As each subsequent brewing is served, usually two or three, the fragrance and the taste of the tea will change slightly, yet the oolong essence is always there and guests are invited to comment again on the changes they experience. It is part of the experience to contribute your responses to the flavor and scent of the tea. It not only helps educate your palate, it also helps you determine if you’d choose this particular oolong for at-home tea drinking.


This focus on the marriage of aroma and flavor has a scientific explanation. According to the Journal of American Medicine Association (JAMA,) we experience the perception of odors both from the mouth while eating and drinking (retronasal olfaction) and from the perception of odors during sniffing (orthonasal olfaction.. Thus, our sense of taste is accented by the perfume of tea prior to drinking it.

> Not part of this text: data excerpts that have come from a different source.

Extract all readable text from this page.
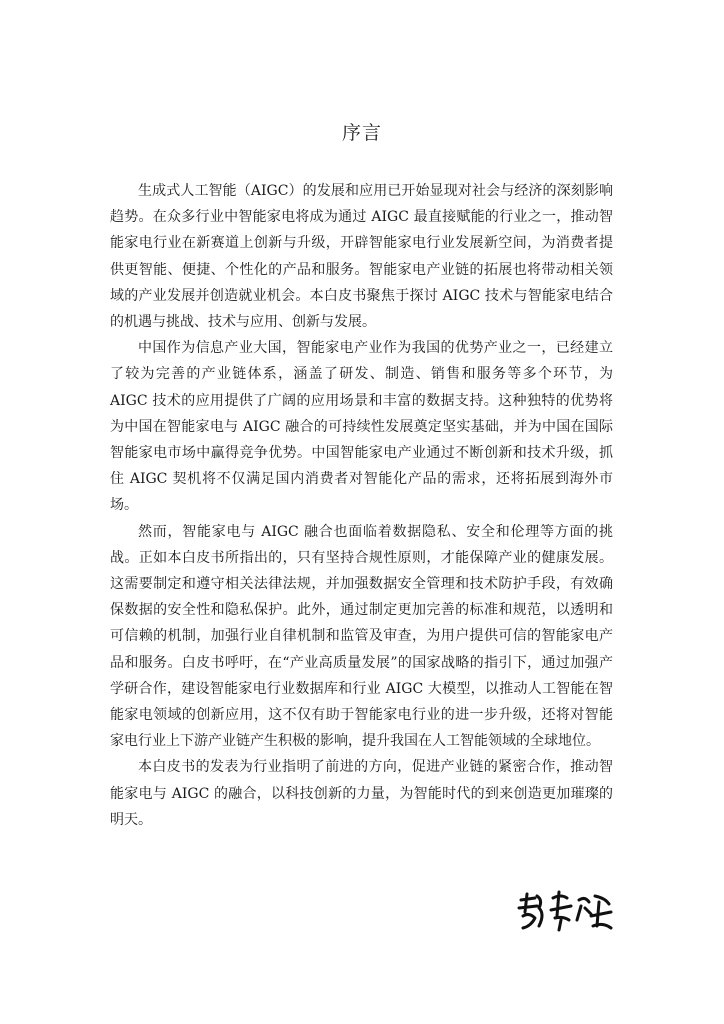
序言

生成式人工智能（AIGC）的发展和应用已开始显现对社会与经济的深刻影响趋势。在众多行业中智能家电将成为通过 AIGC 最直接赋能的行业之一，推动智能家电行业在新赛道上创新与升级，开辟智能家电行业发展新空间，为消费者提供更智能、便捷、个性化的产品和服务。智能家电产业链的拓展也将带动相关领域的产业发展并创造就业机会。本白皮书聚焦于探讨 AIGC 技术与智能家电结合的机遇与挑战、技术与应用、创新与发展。

中国作为信息产业大国，智能家电产业作为我国的优势产业之一，已经建立了较为完善的产业链体系，涵盖了研发、制造、销售和服务等多个环节，为 AIGC 技术的应用提供了广阔的应用场景和丰富的数据支持。这种独特的优势将为中国在智能家电与 AIGC 融合的可持续性发展奠定坚实基础，并为中国在国际智能家电市场中赢得竞争优势。中国智能家电产业通过不断创新和技术升级，抓住 AIGC 契机将不仅满足国内消费者对智能化产品的需求，还将拓展到海外市场。

然而，智能家电与 AIGC 融合也面临着数据隐私、安全和伦理等方面的挑战。正如本白皮书所指出的，只有坚持合规性原则，才能保障产业的健康发展。这需要制定和遵守相关法律法规，并加强数据安全管理和技术防护手段，有效确保数据的安全性和隐私保护。此外，通过制定更加完善的标准和规范，以透明和可信赖的机制，加强行业自律机制和监管及审查，为用户提供可信的智能家电产品和服务。白皮书呼吁，在“产业高质量发展”的国家战略的指引下，通过加强产学研合作，建设智能家电行业数据库和行业 AIGC 大模型，以推动人工智能在智能家电领域的创新应用，这不仅有助于智能家电行业的进一步升级，还将对智能家电行业上下游产业链产生积极的影响，提升我国在人工智能领域的全球地位。

本白皮书的发表为行业指明了前进的方向，促进产业链的紧密合作，推动智能家电与 AIGC 的融合，以科技创新的力量，为智能时代的到来创造更加璀璨的明天。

You certainly don’t need to be a medical scientist to understand that tea drinking involves all our senses. Aroma and taste are paramount, of course, holding beautifully-made cups or brewing vessels is a tactile pleasure; the sound of the boiling water elevates our anticipation; the sight of both the tea’s preparation and the color of the brewed liquor enhances the excitement, and our tea-drinking companions add to the pleasures of tea whether we are in Taipei or Toledo.

tea photo

CHAYI: Tea as Art

The conviviality of sharing is, as always, part of the pleasures of tea drinking. The Chinese word, chayi or art of tea, refers to the tea leaves themselves which traditionalists believe require art, and craft, from careful plucking to processing, and finally to skillful yet gracious brewing. Chayi has evolved into a dedicated pursuit -- of art -- that can be emphasized and enhanced in an appropriate environment. The ideal tea-serving area has a view of the outdoors to enjoy the changing of the seasons or can be a window-less room graciously appointed so that seating, serving, and drinking are all as relaxed and as comfortable as possible. In this way, one can participate in the Buddhist principle of “forgetting oneself” to focus on the multiple sensory delights of the tea.

NOTE: While oolongs are most typical in the brewing of tea with fragrance cups, puerhs are an excellent alternative.

*This island country has had many names over the including Formosa, the name Portuguese traders gave it; ROC (Republic of China;) Taiwan, and Chinese Taipei. For this article, we opted for Taiwan.